Monday, 26 September 2016

The Duelist #39-41 (Urza's Destinty)

And so we reach the final issues of The Duelist. To be honest, there is very little of interest for us here, but as you know I am a completist and I've done all the other issues of this magazine, so let's take a look anyway.

Sunday, 18 September 2016


Writer - Loren L. Coleman
Cover art - Kev Walker
Released August 1999

Bloodlines spans the centuries between Time Streams and Rath and Storm, and takes us to various corners of Dominaria and Rath, showing what was going on there in the build up to Gerrard's adventures with the Weatherlight. It ends up being more a collection of overlapping stories than one single narrative.

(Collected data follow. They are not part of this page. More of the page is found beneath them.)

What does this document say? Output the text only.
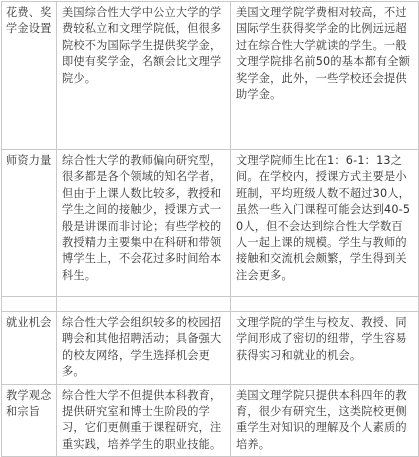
花费、奖学金设置	美国综合性大学中公立大学的学费较私立和文理学院低，但很多院校不为国际学生提供奖学金，即使有奖学金，名额会比文理学院少。	美国文理学院学费相对较高，不过国际学生获得奖学金的比例远远超过在综合性大学就读的学生。一般文理学院排名前50的基本都有全额奖学金，此外，一些学校还会提供助学金。
师资力量	综合性大学的教师偏向研究型，很多都是各个领域的知名学者，但由于上课人数比较多，教授和学生之间的接触少，授课方式一般是讲课而非讨论；有些学校的教授精力主要集中在科研和带领博学生上，不会花过多时间给本科生。	文理学院师生比在1：6-1：13之间。在学校内，授课方式主要是小班制，平均班级人数不超过30人，虽然一些入门课程可能会达到40-50人，但不会达到综合性大学数百人一起上课的规模。学生与教师的接触和交流机会颇繁，学生得到关注会更多。

就业机会	综合性大学会组织较多的校园招聘会和其他招聘活动；具备强大的校友网络，学生选择机会更多。	文理学院的学生与校友、教授、同学间形成了密切的纽带，学生容易获得实习和就业的机会。
教学观念和宗旨	综合性大学不但提供本科教育，提供研究室和博士生阶段的学习，它们更侧重于课程研究，注重实践，培养学生的职业技能。	美国文理学院只提供本科四年的教育，很少有研究生，这类院校更侧重学生对知识的理解及个人素质的培养。
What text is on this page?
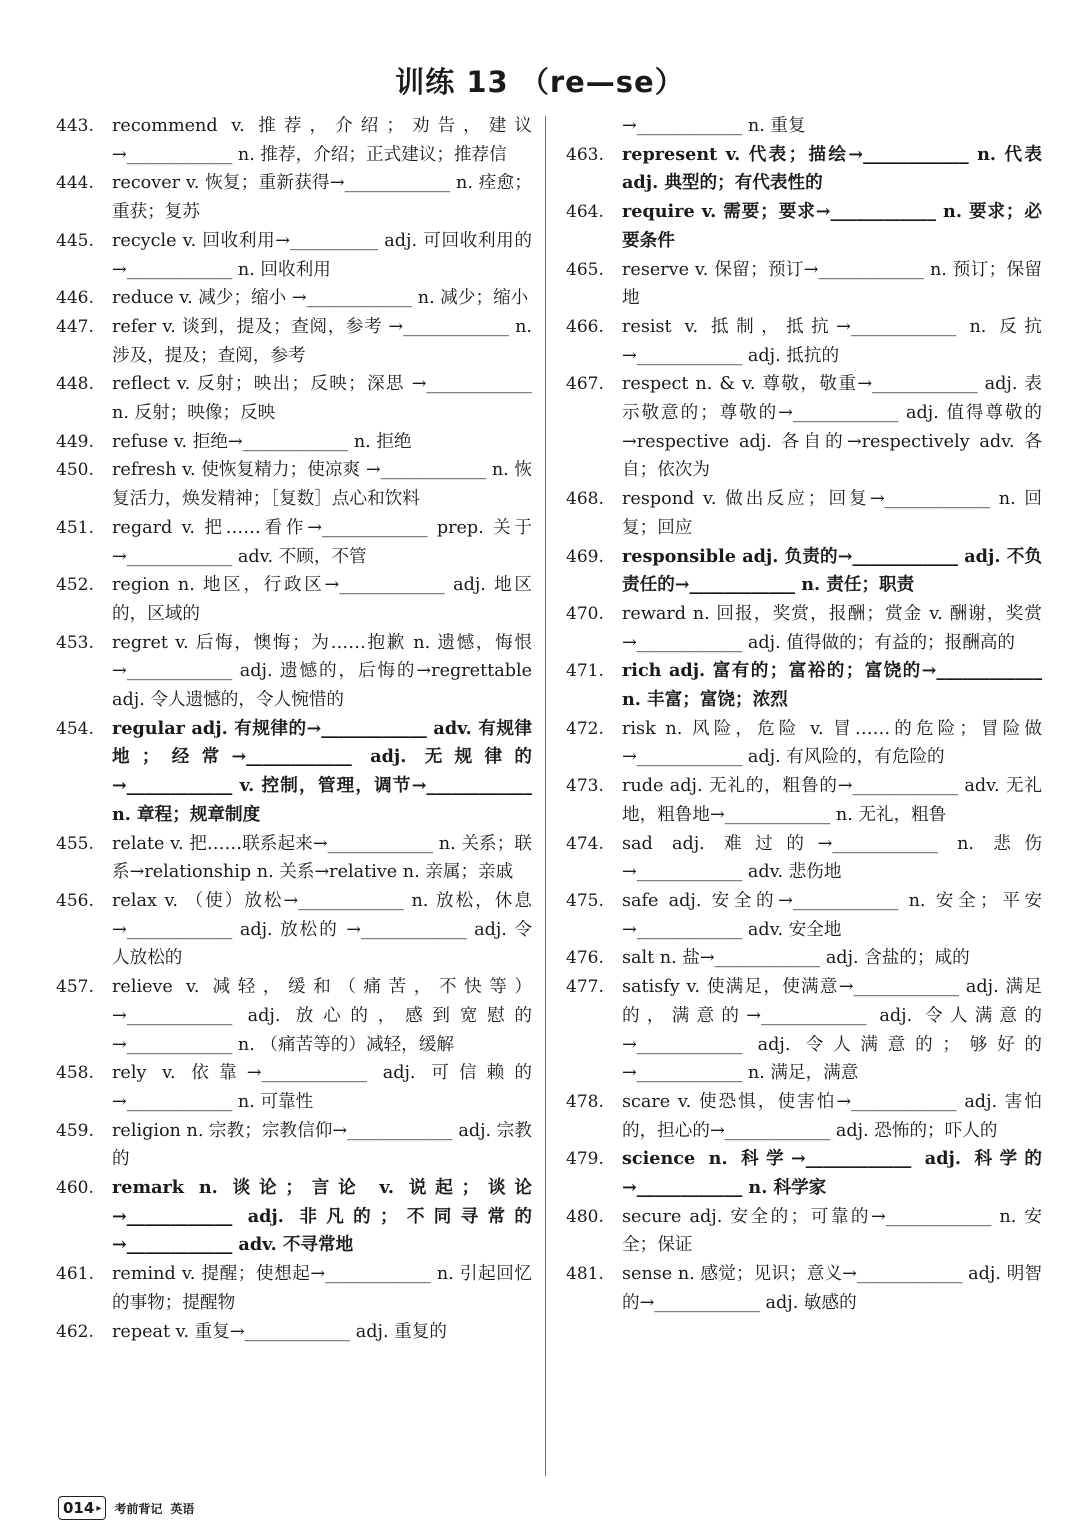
训练 13 （re—se）
443.	recommend v. 推荐，介绍；劝告，建议→____________ n. 推荐，介绍；正式建议；推荐信
444.	recover v. 恢复；重新获得→____________ n. 痊愈；重获；复苏
445.	recycle v. 回收利用→__________ adj. 可回收利用的→____________ n. 回收利用
446.	reduce v. 减少；缩小 →____________ n. 减少；缩小
447.	refer v. 谈到，提及；查阅，参考 →____________ n. 涉及，提及；查阅，参考
448.	reflect v. 反射；映出；反映；深思 →____________ n. 反射；映像；反映
449.	refuse v. 拒绝→____________ n. 拒绝
450.	refresh v. 使恢复精力；使凉爽 →____________ n. 恢复活力，焕发精神；［复数］点心和饮料
451.	regard v. 把……看作→____________ prep. 关于→____________ adv. 不顾，不管
452.	region n. 地区，行政区→____________ adj. 地区的，区域的
453.	regret v. 后悔，懊悔；为……抱歉 n. 遗憾，悔恨→____________ adj. 遗憾的，后悔的→regrettable adj. 令人遗憾的，令人惋惜的
454.	regular adj. 有规律的→____________ adv. 有规律地；经常→____________ adj. 无规律的→____________ v. 控制，管理，调节→____________ n. 章程；规章制度
455.	relate v. 把……联系起来→____________ n. 关系；联系→relationship n. 关系→relative n. 亲属；亲戚
456.	relax v. （使）放松→____________ n. 放松，休息 →____________ adj. 放松的 →____________ adj. 令人放松的
457.	relieve v. 减轻，缓和（痛苦，不快等）→____________ adj. 放心的，感到宽慰的→____________ n. （痛苦等的）减轻，缓解
458.	rely v. 依靠→____________ adj. 可信赖的→____________ n. 可靠性
459.	religion n. 宗教；宗教信仰→____________ adj. 宗教的
460.	remark n. 谈论；言论 v. 说起；谈论 →____________ adj. 非凡的；不同寻常的→____________ adv. 不寻常地
461.	remind v. 提醒；使想起→____________ n. 引起回忆的事物；提醒物
462.	repeat v. 重复→____________ adj. 重复的
→____________ n. 重复
463.	represent v. 代表；描绘→____________ n. 代表 adj. 典型的；有代表性的
464.	require v. 需要；要求→____________ n. 要求；必要条件
465.	reserve v. 保留；预订→____________ n. 预订；保留地
466.	resist v. 抵制，抵抗→____________ n. 反抗→____________ adj. 抵抗的
467.	respect n. & v. 尊敬，敬重→____________ adj. 表示敬意的；尊敬的→____________ adj. 值得尊敬的→respective adj. 各自的→respectively adv. 各自；依次为
468.	respond v. 做出反应；回复→____________ n. 回复；回应
469.	responsible adj. 负责的→____________ adj. 不负责任的→____________ n. 责任；职责
470.	reward n. 回报，奖赏，报酬；赏金 v. 酬谢，奖赏→____________ adj. 值得做的；有益的；报酬高的
471.	rich adj. 富有的；富裕的；富饶的→____________ n. 丰富；富饶；浓烈
472.	risk n. 风险，危险 v. 冒……的危险；冒险做→____________ adj. 有风险的，有危险的
473.	rude adj. 无礼的，粗鲁的→____________ adv. 无礼地，粗鲁地→____________ n. 无礼，粗鲁
474.	sad adj. 难过的→____________ n. 悲伤→____________ adv. 悲伤地
475.	safe adj. 安全的→____________ n. 安全；平安→____________ adv. 安全地
476.	salt n. 盐→____________ adj. 含盐的；咸的
477.	satisfy v. 使满足，使满意→____________ adj. 满足的，满意的→____________ adj. 令人满意的→____________ adj. 令人满意的；够好的→____________ n. 满足，满意
478.	scare v. 使恐惧，使害怕→____________ adj. 害怕的，担心的→____________ adj. 恐怖的；吓人的
479.	science n. 科学→____________ adj. 科学的→____________ n. 科学家
480.	secure adj. 安全的；可靠的→____________ n. 安全；保证
481.	sense n. 感觉；见识；意义→____________ adj. 明智的→____________ adj. 敏感的
014 ▸ 考前背记 英语
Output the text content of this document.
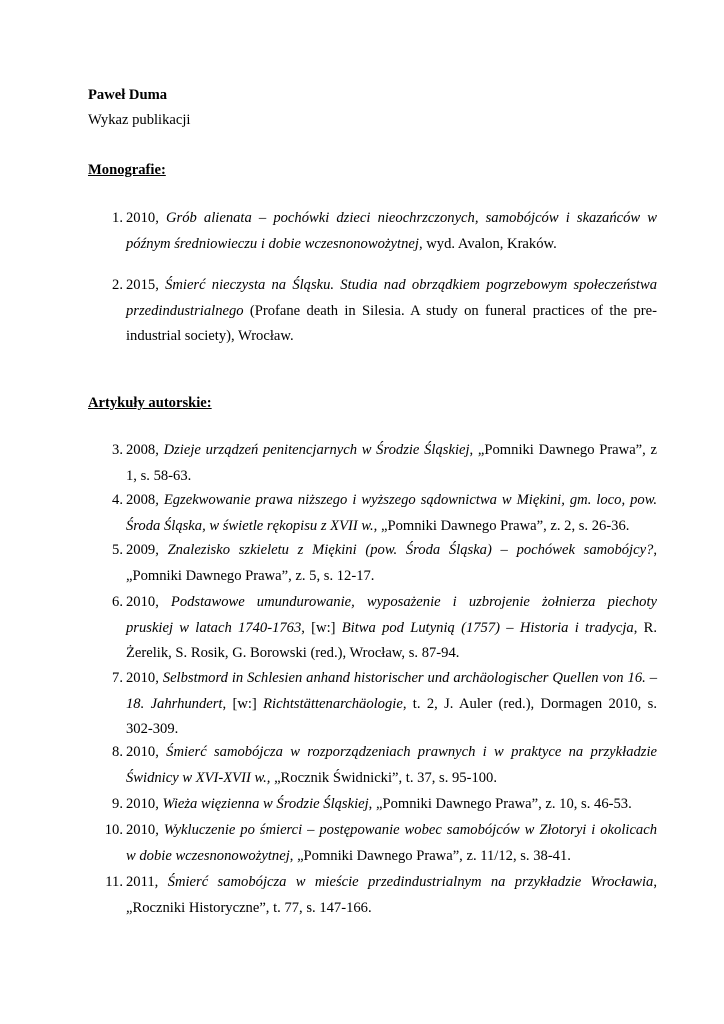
Paweł Duma
Wykaz publikacji
Monografie:
1. 2010, Grób alienata – pochówki dzieci nieochrzczonych, samobójców i skazańców w
późnym średniowieczu i dobie wczesnonowożytnej, wyd. Avalon, Kraków.
2. 2015, Śmierć nieczysta na Śląsku. Studia nad obrządkiem pogrzebowym społeczeństwa
przedindustrialnego (Profane death in Silesia. A study on funeral practices of the pre-
industrial society), Wrocław.
Artykuły autorskie:
3. 2008, Dzieje urządzeń penitencjarnych w Środzie Śląskiej, „Pomniki Dawnego Prawa”, z
1, s. 58-63.
4. 2008, Egzekwowanie prawa niższego i wyższego sądownictwa w Miękini, gm. loco, pow.
Środa Śląska, w świetle rękopisu z XVII w., „Pomniki Dawnego Prawa”, z. 2, s. 26-36.
5. 2009, Znalezisko szkieletu z Miękini (pow. Środa Śląska) – pochówek samobójcy?,
„Pomniki Dawnego Prawa”, z. 5, s. 12-17.
6. 2010, Podstawowe umundurowanie, wyposażenie i uzbrojenie żołnierza piechoty
pruskiej w latach 1740-1763, [w:] Bitwa pod Lutynią (1757) – Historia i tradycja, R.
Żerelik, S. Rosik, G. Borowski (red.), Wrocław, s. 87-94.
7. 2010, Selbstmord in Schlesien anhand historischer und archäologischer Quellen von 16. –
18. Jahrhundert, [w:] Richtstättenarchäologie, t. 2, J. Auler (red.), Dormagen 2010, s.
302-309.
8. 2010, Śmierć samobójcza w rozporządzeniach prawnych i w praktyce na przykładzie
Świdnicy w XVI-XVII w., „Rocznik Świdnicki”, t. 37, s. 95-100.
9. 2010, Wieża więzienna w Środzie Śląskiej, „Pomniki Dawnego Prawa”, z. 10, s. 46-53.
10. 2010, Wykluczenie po śmierci – postępowanie wobec samobójców w Złotoryi i okolicach
w dobie wczesnonowożytnej, „Pomniki Dawnego Prawa”, z. 11/12, s. 38-41.
11. 2011, Śmierć samobójcza w mieście przedindustrialnym na przykładzie Wrocławia,
„Roczniki Historyczne”, t. 77, s. 147-166.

First there is Tolaria, where Urza has embarked on a eugenics project to create the Heir to the Legacy, someone who can understand how to defeat the Phyrexians by having a certain affinity for them without being tempted to their side. Breeding starts in the fast-time zones, but the subjects there lose their bonds to Dominaria's mana, and with that their empathy. So Urza starts to manipulate bloodlines all over the plane in all sorts of ways, from arranged marriages to gene manipulation in fetuses. Throughout the book the Tolarian characters keep discussing the ethics of this project, but while individuals occasionally opt out, the project itself just keeps going.

Thursday, 18 August 2016

Scars of the Legacy

- Will McDermott
Original appeared in The Official Urza's Legacy Game Guide
Released online on Will McDermott's website

Like Time for Remembrance, this story is mostly a summary, though here the framing sequence is more extended. It features Jhoira's last mission as captain of the Weatherlight, in which she goes to Zhalfir to drop off some of the refugees from Serra's Realm. She and Karn meet with Teferi and they reminisce about their adventures together. Then at the end of the evening, Teferi proposes to Jhoira! But she wants to live her own life after years of following Urza, and so decides to turn him down and return to Shiv.

Wednesday, 10 August 2016

The Duelist #35-38 (Urza's Legacy)

In the period we're currently discussing the novel line was really hitting its stride. After some early weirdness we now have a book for every set, the anthology line has kicked off and soon we'll look at the first trilogy covering older sets. The flipside of that though, is that The Duelist seems to no longer know what to do with the storyline. Features appear in one issue only to be gone in the next and after Born to Greatness wraps-up the level of lore is down in general. I guess that makes sense. Wizards is fully invested into the novels at this point, and if you want people to buy your books you don't go spoiling their stories elsewhere. But don't worry, it's not as bad as around the days of Odyssey and Onslaught, when we will end up in a situation where the books were essentially on their own, with very little connection to even the cards. With Urza's mug on so many cards in his titular block, Wizards is pretty much obliged to cover the storyline in some fashion in their magazine. They just weren't sure how.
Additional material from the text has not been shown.